The all-glass curtainwall façade – ever so smooth with suppressed SSG joints – is often a trite symbol of a fancy new building; bland, yet inappropriate. In theory, the seamlessly articulated 450 square foot of reflective glass wall should stick out like a sore thumb, among the ornate, 1900’s brick construction of the surroundings. But it doesn’t. The building has an ethereal presence on the site, neither lacking in identity nor overpowering that of the context. Depending on the light – especially on an overcast day – the building nearly disappears, leaving only the reflections of the landscape and neighboring buildings. (See picture above for the amazing moment when the façade reflection completes the Bromfield-Pearson Hall.)
The careful negotiation between the existing and the new continues inside, in terms of space, structure and systems.
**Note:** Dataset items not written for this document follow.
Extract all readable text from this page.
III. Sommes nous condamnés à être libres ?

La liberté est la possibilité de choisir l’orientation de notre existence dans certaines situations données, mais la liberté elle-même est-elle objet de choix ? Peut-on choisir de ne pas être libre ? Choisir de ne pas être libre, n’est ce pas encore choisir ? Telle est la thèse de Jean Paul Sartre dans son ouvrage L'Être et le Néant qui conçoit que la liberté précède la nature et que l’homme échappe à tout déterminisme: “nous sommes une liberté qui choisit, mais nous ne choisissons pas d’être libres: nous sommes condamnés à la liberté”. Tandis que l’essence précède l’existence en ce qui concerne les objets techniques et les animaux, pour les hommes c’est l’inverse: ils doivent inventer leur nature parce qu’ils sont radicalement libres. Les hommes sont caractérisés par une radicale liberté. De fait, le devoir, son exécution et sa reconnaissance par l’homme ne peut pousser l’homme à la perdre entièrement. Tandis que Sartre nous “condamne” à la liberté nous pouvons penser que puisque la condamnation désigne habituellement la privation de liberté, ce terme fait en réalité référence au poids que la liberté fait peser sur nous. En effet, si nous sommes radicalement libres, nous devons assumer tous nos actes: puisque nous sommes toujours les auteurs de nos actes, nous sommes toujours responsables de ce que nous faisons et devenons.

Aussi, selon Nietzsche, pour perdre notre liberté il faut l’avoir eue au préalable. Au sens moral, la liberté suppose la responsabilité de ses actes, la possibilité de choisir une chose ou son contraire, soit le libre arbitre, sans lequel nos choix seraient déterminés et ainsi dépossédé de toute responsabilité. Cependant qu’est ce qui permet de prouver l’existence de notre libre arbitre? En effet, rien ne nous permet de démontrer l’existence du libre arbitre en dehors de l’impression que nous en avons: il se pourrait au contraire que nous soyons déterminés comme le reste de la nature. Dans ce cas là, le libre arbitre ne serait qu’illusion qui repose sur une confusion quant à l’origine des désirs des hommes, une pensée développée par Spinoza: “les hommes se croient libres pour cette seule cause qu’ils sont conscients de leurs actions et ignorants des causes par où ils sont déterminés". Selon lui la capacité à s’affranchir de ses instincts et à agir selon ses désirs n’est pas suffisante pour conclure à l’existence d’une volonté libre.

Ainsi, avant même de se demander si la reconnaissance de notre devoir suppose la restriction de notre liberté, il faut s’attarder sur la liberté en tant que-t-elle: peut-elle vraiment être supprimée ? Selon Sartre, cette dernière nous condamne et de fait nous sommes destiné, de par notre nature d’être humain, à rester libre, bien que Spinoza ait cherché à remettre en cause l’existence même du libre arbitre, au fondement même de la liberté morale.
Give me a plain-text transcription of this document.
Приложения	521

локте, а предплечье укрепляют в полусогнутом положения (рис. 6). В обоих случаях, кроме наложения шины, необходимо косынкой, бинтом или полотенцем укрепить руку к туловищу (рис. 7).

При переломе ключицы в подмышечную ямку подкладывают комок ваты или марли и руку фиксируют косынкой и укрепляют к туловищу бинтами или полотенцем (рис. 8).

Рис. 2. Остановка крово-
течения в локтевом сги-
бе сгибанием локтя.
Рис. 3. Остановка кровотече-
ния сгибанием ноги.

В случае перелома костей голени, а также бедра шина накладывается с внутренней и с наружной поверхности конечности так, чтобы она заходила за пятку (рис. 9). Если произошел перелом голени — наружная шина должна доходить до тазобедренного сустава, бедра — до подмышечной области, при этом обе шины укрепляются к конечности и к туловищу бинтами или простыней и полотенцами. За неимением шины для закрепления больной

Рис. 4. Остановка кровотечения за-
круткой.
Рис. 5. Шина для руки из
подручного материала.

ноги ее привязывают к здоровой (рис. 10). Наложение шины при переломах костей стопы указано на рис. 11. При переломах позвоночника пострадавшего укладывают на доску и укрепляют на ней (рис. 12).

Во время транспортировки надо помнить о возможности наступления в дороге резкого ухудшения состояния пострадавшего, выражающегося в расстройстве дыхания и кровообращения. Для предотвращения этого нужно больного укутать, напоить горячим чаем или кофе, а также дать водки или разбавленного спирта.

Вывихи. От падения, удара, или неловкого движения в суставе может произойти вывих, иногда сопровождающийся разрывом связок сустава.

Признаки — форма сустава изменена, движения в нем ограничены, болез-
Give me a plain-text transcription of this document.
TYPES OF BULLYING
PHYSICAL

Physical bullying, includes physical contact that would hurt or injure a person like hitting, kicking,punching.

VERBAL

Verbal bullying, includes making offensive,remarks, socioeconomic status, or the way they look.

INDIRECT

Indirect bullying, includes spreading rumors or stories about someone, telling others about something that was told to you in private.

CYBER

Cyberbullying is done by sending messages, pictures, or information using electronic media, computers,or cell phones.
The interior fit-out of the SEC building is still ongoing, so we were able to take a peek at the exposed structure and systems, and the fascinating relationships between the old and the new.
From the L-shaped atrium sandwiched between Robinson Hall and the new SEC, we saw a beautifully preserved exterior façade of Robinson Hall. Thanks to the skybridge, Robinson Hall’s ornate terracotta detailing at the top floor is easier to observe! Once the interior façade of the SEC is completed, the enclosed atrium will be another fascinating moment of intersection between the existing and the building to be completed.
Interior demolition of Robinson Hall is substantially complete, leaving only the structural walls and systems in place. Idiosyncratic brick patchwork allowed us to trace the building’s history of transformation, as we saw the new auditorium and steel structural additions being put in to place.
Tufts University Science and Engineering Complex is a unique project that provides not only a contemporary science building, but also one that is aware of and sensitive to its historical, visual and programmatic context.